Ted Galen Carpenter followed Kelley, and he wondered what I wonder: why the foreign policy question is so "divisive." He denounces the "libertarian crusading state" position advanced by Bailey: it’s good, he says, that the Objectivists have distanced themselves from that position. He points out the connection between domestic and foreign policy: there are certain inherent requirements of a policy of global interventionism. The first is a large military: we spend more than $400 billion a year. There are also social and political consequences, including inevitable changes in the political structure. Our present state of perpetual war means the empowerment of the executive, since Congress can’t debate each and every military move.

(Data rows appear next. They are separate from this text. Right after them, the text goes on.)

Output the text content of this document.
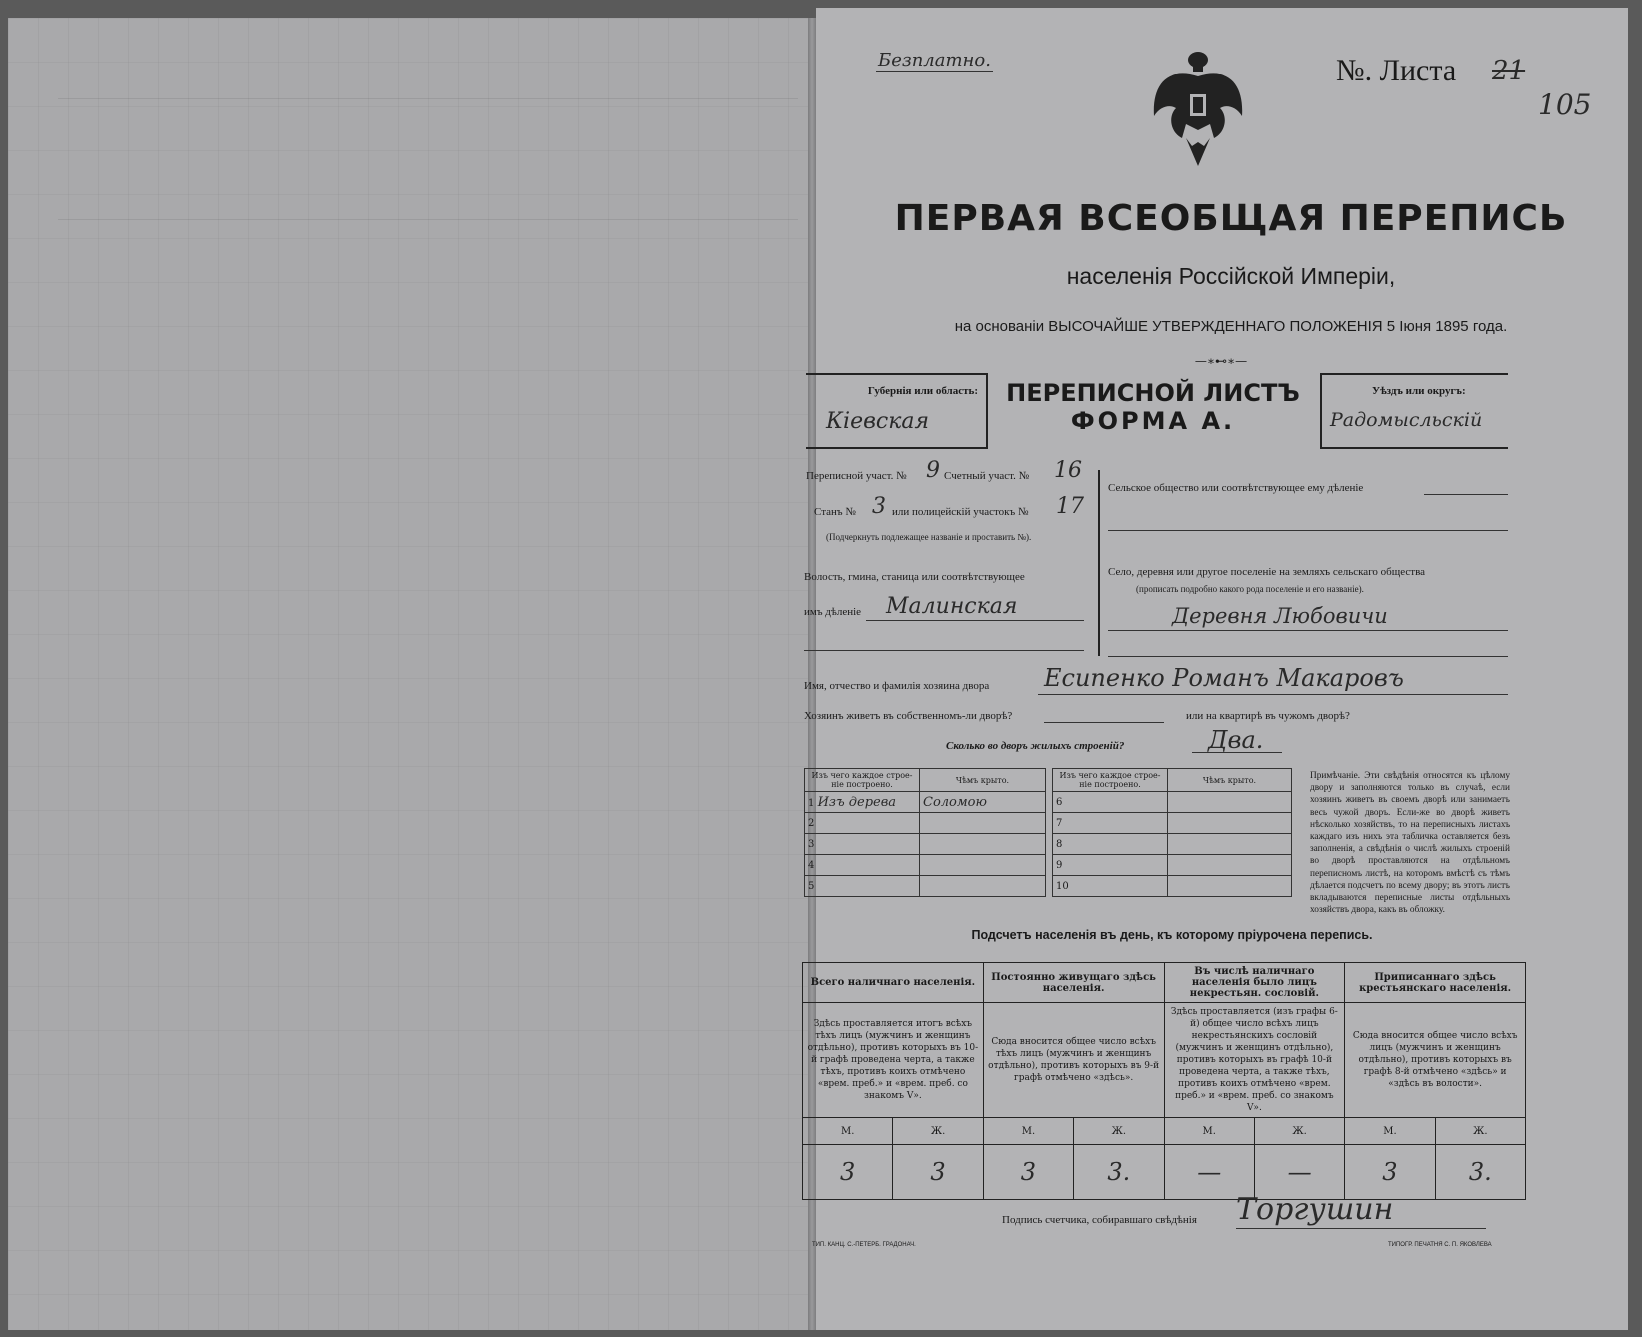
Безплатно.	№. Листа 21
105
ПЕРВАЯ ВСЕОБЩАЯ ПЕРЕПИСЬ
населенія Россійской Имперіи,
на основаніи ВЫСОЧАЙШЕ УТВЕРЖДЕННАГО ПОЛОЖЕНІЯ 5 Іюня 1895 года.
—∗⊷∗—
Губернія или область:
Кіевская
ПЕРЕПИСНОЙ ЛИСТЪ
ФОРМА А.
Уѣздъ или округъ:
Радомысльскій
Переписной участ. № 9 Счетный участ. № 16
Станъ № 3 или полицейскій участокъ № 17
(Подчеркнуть подлежащее названіе и проставить №).
Волость, гмина, станица или соотвѣтствующее
имъ дѣленіе Малинская
Сельское общество или соотвѣтствующее ему дѣленіе
Село, деревня или другое поселеніе на земляхъ сельскаго общества
(прописать подробно какого рода поселеніе и его названіе).
Деревня Любовичи
Имя, отчество и фамилія хозяина двора Есипенко Романъ Макаровъ
Хозяинъ живетъ въ собственномъ-ли дворѣ?	или на квартирѣ въ чужомъ дворѣ?
Сколько во дворъ жилыхъ строеній?	Два.
Изъ чего каждое строе-ніе построено.	Чѣмъ крыто.
1 Изъ дерева	Соломою
2	
3	
4	
5	
Изъ чего каждое строе-ніе построено.	Чѣмъ крыто.
6	
7	
8	
9	
10	
Примѣчаніе. Эти свѣдѣнія относятся къ цѣлому двору и заполняются только въ случаѣ, если хозяинъ живетъ въ своемъ дворѣ или занимаетъ весь чужой дворъ. Если-же во дворѣ живетъ нѣсколько хозяйствъ, то на переписныхъ листахъ каждаго изъ нихъ эта табличка оставляется безъ заполненія, а свѣдѣнія о числѣ жилыхъ строеній во дворѣ проставляются на отдѣльномъ переписномъ листѣ, на которомъ вмѣстѣ съ тѣмъ дѣлается подсчетъ по всему двору; въ этотъ листъ вкладываются переписные листы отдѣльныхъ хозяйствъ двора, какъ въ обложку.
Подсчетъ населенія въ день, къ которому пріурочена перепись.
Всего наличнаго населенія.		Постоянно живущаго здѣсь населенія.		Въ числѣ наличнаго населенія было лицъ некрестьян. сословій.		Приписаннаго здѣсь крестьянскаго населенія.	
Здѣсь проставляется итогъ всѣхъ тѣхъ лицъ (мужчинъ и женщинъ отдѣльно), противъ которыхъ въ 10-й графѣ проведена черта, а также тѣхъ, противъ коихъ отмѣчено «врем. преб.» и «врем. преб. со знакомъ V».		Сюда вносится общее число всѣхъ тѣхъ лицъ (мужчинъ и женщинъ отдѣльно), противъ которыхъ въ 9-й графѣ отмѣчено «здѣсь».		Здѣсь проставляется (изъ графы 6-й) общее число всѣхъ лицъ некрестьянскихъ сословій (мужчинъ и женщинъ отдѣльно), противъ которыхъ въ графѣ 10-й проведена черта, а также тѣхъ, противъ коихъ отмѣчено «врем. преб.» и «врем. преб. со знакомъ V».		Сюда вносится общее число всѣхъ лицъ (мужчинъ и женщинъ отдѣльно), противъ которыхъ въ графѣ 8-й отмѣчено «здѣсь» и «здѣсь въ волости».	
М.	Ж.	М.	Ж.	М.	Ж.	М.	Ж.
3	3	3	3.	—	—	3	3.
Подпись счетчика, собиравшаго свѣдѣнія Торгушин
ТИП. КАНЦ. С.-ПЕТЕРБ. ГРАДОНАЧ.	ТИПОГР. ПЕЧАТНЯ С. П. ЯКОВЛЕВА
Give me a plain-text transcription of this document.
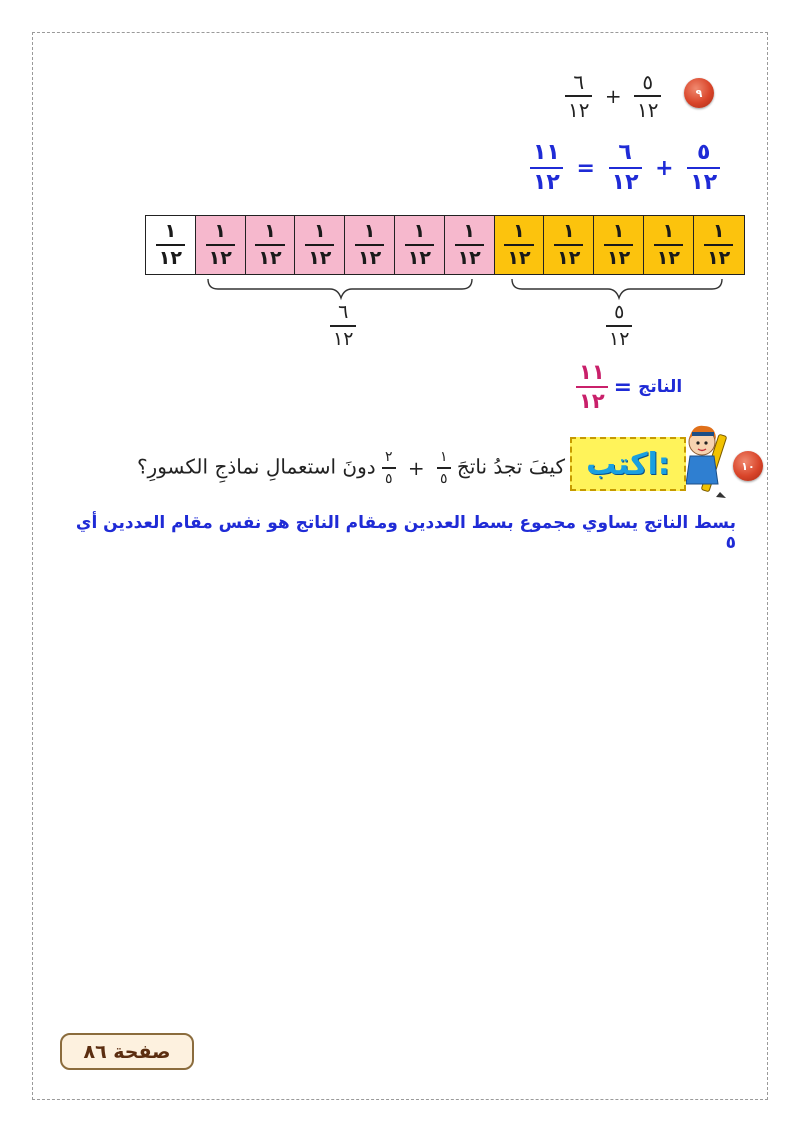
٩
$\frac{٦}{١٢} + \frac{٥}{١٢}$
$\frac{١١}{١٢} = \frac{٦}{١٢} + \frac{٥}{١٢}$
$\frac{١}{١٢} \frac{١}{١٢} \frac{١}{١٢} \frac{١}{١٢} \frac{١}{١٢} \frac{١}{١٢} \frac{١}{١٢} \frac{١}{١٢} \frac{١}{١٢} \frac{١}{١٢} \frac{١}{١٢} \frac{١}{١٢}$
$\frac{٦}{١٢}$	$\frac{٥}{١٢}$
$\frac{١١}{١٢}$ = الناتج
١٠
اكتب:
كيفَ تجدُ ناتجَ
$\frac{٢}{٥} + \frac{١}{٥}$
دونَ استعمالِ نماذجِ الكسورِ؟
بسط الناتج يساوي مجموع بسط العددين ومقام الناتج هو نفس مقام العددين أي ٥
صفحة ٨٦
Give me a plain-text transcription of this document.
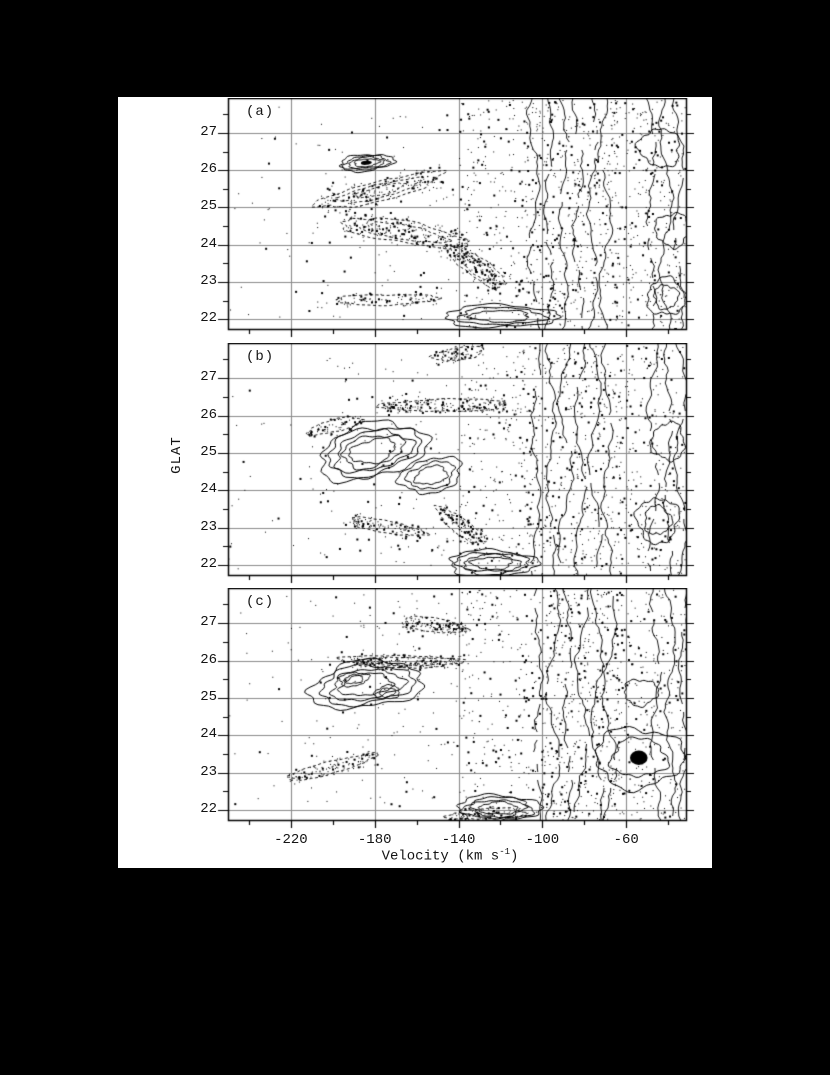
(a)
22
23
24
25
26
27
(b)
22
23
24
25
26
27
(c)
22
23
24
25
26
27
-220	-180	-140	-100	-60
Velocity (km $s^{-1}$)
GLAT
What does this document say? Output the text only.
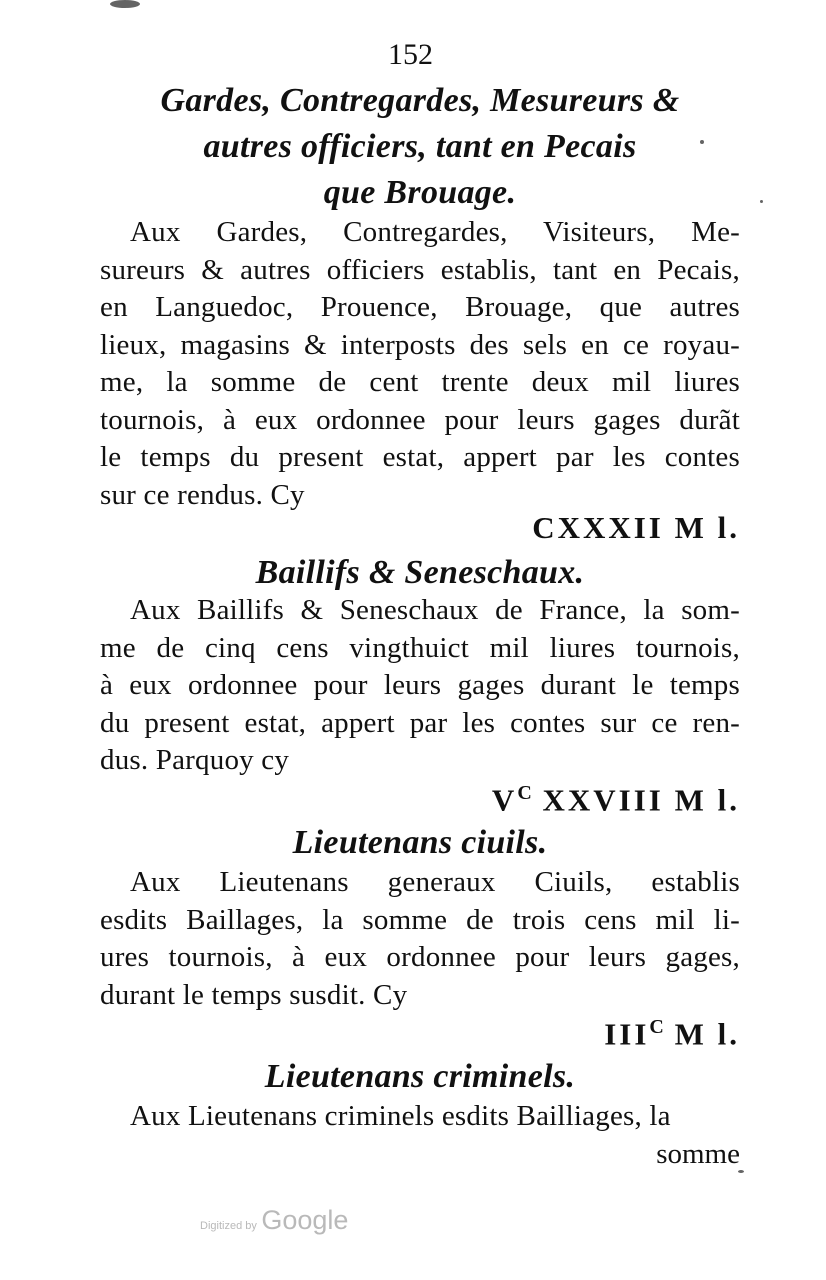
152
Gardes, Contregardes, Mesureurs &
autres officiers, tant en Pecais
que Brouage.
Aux Gardes, Contregardes, Visiteurs, Me-
sureurs & autres officiers establis, tant en Pecais,
en Languedoc, Prouence, Brouage, que autres
lieux, magasins & interposts des sels en ce royau-
me, la somme de cent trente deux mil liures
tournois, à eux ordonnee pour leurs gages durãt
le temps du present estat, appert par les contes
sur ce rendus. Cy
CXXXII M l.
Baillifs & Seneschaux.
Aux Baillifs & Seneschaux de France, la som-
me de cinq cens vingthuict mil liures tournois,
à eux ordonnee pour leurs gages durant le temps
du present estat, appert par les contes sur ce ren-
dus. Parquoy cy
$V^C$ XXVIII M l.
Lieutenans ciuils.
Aux Lieutenans generaux Ciuils, establis
esdits Baillages, la somme de trois cens mil li-
ures tournois, à eux ordonnee pour leurs gages,
durant le temps susdit. Cy
$III^C$ M l.
Lieutenans criminels.
Aux Lieutenans criminels esdits Bailliages, la
somme
Digitized by Google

Collective security means that we are dragged into every regional war, and he gives Estonia and Taiwan, as examples.
Carpenter compares the threat of nuclear war during the cold war to the terrorist threat today: a "civilization-extinguishing threat" versus what happened on 9/11. Are we better off today – you betcha!
He concludes by asking a vitally important question: how many lives is it worth to us to transform Iraq into a "free," democratic, capitalist state – 1,000? 5,000? 10,000? He says he doesn’t hear the question posed in these terms very often by the pro-war crowd. Gee, I wonder why….
Kelley and Hudgins, speaking for the Objectivists, said almost nothing about this question, and one would think, given the position of the "orthodox" Objectivists around Leonard Peikoff and the Ayn Rand Institute – who glory in the mass slaughter of those they admit are innocent civilians – that they would be at pains to do so. So I’ll take the opportunity to ask them, in a very public forum: What about the bloodthirsty position taken by self-proclaimed "Objectivists" on this question, including Ayn Rand’s so-called "intellectual heir"? If Kelley doesn’t endorse it, then why doesn’t he denounce it?